DIGRESSION SUR LA FAMILLE DES COURTENAI.

La pourpre des trois empereurs qui régnèrent à Constantinople légitimera ou excusera une digression sur l’origine de la maison de Courtenai, et sur les vicissitudes singulières de sa fortune[71], dans les trois principales branches, 1o. d’Édesse, 2o. de France, et 3o. d’Angleterre ; la dernière a survécu seule aux révolutions de huit cents ans.

Origine de la famille de Courtenai. A. D. 1020.
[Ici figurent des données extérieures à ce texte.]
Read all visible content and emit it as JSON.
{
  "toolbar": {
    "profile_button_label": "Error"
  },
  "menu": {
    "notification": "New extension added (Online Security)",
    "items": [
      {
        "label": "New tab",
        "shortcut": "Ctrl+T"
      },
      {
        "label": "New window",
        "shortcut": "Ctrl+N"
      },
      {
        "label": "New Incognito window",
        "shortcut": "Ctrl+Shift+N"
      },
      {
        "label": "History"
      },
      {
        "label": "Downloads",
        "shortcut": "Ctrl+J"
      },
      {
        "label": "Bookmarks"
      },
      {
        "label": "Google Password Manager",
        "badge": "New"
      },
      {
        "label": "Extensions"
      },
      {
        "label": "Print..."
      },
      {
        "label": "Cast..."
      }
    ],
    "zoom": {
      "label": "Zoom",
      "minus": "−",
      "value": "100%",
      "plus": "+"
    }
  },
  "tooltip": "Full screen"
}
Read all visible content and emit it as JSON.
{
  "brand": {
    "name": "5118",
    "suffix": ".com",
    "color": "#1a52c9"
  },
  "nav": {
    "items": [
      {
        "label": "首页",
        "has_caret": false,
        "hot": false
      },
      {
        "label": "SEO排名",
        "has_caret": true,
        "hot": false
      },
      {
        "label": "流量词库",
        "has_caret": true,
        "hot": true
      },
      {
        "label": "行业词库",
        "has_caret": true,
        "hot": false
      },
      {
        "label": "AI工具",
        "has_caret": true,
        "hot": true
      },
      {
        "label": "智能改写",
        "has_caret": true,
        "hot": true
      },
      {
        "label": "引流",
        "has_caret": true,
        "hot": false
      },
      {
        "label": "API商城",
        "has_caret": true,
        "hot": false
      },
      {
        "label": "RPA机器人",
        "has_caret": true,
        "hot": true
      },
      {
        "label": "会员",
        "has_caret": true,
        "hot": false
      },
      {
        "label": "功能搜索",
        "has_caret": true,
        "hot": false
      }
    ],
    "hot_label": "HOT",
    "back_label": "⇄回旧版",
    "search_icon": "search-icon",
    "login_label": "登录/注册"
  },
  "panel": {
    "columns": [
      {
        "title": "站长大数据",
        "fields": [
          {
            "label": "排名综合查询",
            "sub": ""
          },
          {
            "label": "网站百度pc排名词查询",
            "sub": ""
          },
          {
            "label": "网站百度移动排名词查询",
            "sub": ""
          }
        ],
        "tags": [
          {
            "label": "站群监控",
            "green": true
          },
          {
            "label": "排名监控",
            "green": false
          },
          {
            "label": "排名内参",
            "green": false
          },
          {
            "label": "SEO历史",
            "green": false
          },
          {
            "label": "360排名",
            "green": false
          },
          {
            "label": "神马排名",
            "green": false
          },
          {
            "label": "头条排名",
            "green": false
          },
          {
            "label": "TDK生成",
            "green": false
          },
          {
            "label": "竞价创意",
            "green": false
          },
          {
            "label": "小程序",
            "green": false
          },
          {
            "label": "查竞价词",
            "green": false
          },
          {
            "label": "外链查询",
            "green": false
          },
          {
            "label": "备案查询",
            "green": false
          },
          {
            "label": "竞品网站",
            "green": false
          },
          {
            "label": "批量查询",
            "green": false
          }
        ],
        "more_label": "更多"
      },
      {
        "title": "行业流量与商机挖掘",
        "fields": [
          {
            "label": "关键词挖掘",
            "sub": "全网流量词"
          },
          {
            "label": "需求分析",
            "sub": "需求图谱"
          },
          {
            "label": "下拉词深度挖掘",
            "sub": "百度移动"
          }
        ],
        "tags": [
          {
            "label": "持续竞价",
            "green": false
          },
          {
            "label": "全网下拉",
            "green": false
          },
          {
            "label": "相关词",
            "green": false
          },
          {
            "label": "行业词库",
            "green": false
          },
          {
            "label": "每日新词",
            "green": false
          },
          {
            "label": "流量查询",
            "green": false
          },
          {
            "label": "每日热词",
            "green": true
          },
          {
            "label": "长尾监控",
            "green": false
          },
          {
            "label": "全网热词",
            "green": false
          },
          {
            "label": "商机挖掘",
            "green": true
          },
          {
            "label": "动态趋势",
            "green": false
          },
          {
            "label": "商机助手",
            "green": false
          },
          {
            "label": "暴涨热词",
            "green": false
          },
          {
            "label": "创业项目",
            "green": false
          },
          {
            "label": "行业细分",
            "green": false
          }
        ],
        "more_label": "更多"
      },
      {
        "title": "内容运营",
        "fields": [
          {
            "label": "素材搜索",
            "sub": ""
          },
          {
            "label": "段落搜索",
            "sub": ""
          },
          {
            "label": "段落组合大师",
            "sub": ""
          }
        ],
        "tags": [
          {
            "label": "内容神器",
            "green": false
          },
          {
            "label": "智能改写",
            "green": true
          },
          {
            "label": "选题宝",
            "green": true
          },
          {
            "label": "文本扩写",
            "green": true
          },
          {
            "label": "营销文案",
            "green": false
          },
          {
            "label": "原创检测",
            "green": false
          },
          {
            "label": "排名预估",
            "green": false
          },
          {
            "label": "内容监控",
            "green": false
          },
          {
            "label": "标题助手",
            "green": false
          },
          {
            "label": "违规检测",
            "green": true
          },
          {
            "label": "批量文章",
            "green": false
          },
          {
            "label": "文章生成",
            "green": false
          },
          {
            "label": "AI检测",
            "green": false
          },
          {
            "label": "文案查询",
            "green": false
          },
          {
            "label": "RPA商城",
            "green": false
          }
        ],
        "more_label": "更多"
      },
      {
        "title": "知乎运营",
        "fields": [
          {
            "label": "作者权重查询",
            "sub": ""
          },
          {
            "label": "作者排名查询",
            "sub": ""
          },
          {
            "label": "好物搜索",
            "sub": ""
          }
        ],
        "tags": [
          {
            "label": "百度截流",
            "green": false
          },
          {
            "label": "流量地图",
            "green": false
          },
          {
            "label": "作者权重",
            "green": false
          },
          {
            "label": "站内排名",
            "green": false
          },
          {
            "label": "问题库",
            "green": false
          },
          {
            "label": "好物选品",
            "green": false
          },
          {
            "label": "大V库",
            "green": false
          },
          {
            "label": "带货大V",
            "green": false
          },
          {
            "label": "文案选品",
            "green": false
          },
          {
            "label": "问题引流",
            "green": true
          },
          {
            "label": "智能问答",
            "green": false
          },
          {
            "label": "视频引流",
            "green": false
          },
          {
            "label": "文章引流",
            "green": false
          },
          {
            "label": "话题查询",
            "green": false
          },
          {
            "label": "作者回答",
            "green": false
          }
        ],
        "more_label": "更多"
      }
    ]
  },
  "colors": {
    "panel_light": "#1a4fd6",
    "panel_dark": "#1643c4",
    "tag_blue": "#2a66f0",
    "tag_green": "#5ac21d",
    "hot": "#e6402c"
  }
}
C’est lorsque le commerce n’a pas encore répandu les richesses, quand les lumières n ont pas encore dissipé les préjuges, que les prérogatives de la naissance se font sentir le plus fortement, et sont reconnues avec le plus d’humilité. Dans tous les siècles, les lois et les usages des Germains ont distingué les divers rangs de la société. Les ducs et les comtes qui se partagèrent l’empire de Charlemagne, rendirent leurs offices héréditaires ; chaque baron léguait à ses enfans son honneur et son épée. Les familles les plus vaines de leurs prétentions se résignent à perdre dans l’obscurité du moyen âge, la tige de leur arbre généalogique, dont les racines, quelque profondes qu’elles puissent être, aboutissent certainement à un plébéien ; et leurs généalogistes sont forcés de descendre à dix siècles après l’ère chrétienne, pour découvrir quelques renseignemens dans les surnoms, les armoiries et les archives. Les premiers rayons de lumière[72] nous font discerner Athon, chevalier français ; sa noblesse est prouvée par le rang de son père, dont on ne dit point le nom, et nous trouvons la preuve de son opulence dans la construction du château de Courtenai, à environ cinquante six milles au sud de Paris, dans le district du Gâtinois. Depuis le règne de Robert, fils de Hugues Capet, les barons de Courtenai tiennent une place distinguée parmi les vassaux qui relevaient immédiatement de la couronne ; et Josselin, petit-fils d’Athon et d’une mère noble, est enregistré parmi les héros de la première croisade. Il s’attacha particulièrement aux étendards de Baudouin de Bruges, second comte d’Édesse, son parent ; ils étaient fils de deux sœurs. Baudouin lui donna en fief une principauté dont il était digne, qu’il sut conserver, et dont le service prouve qu’il était suivi d’un grand nombre de guerriers.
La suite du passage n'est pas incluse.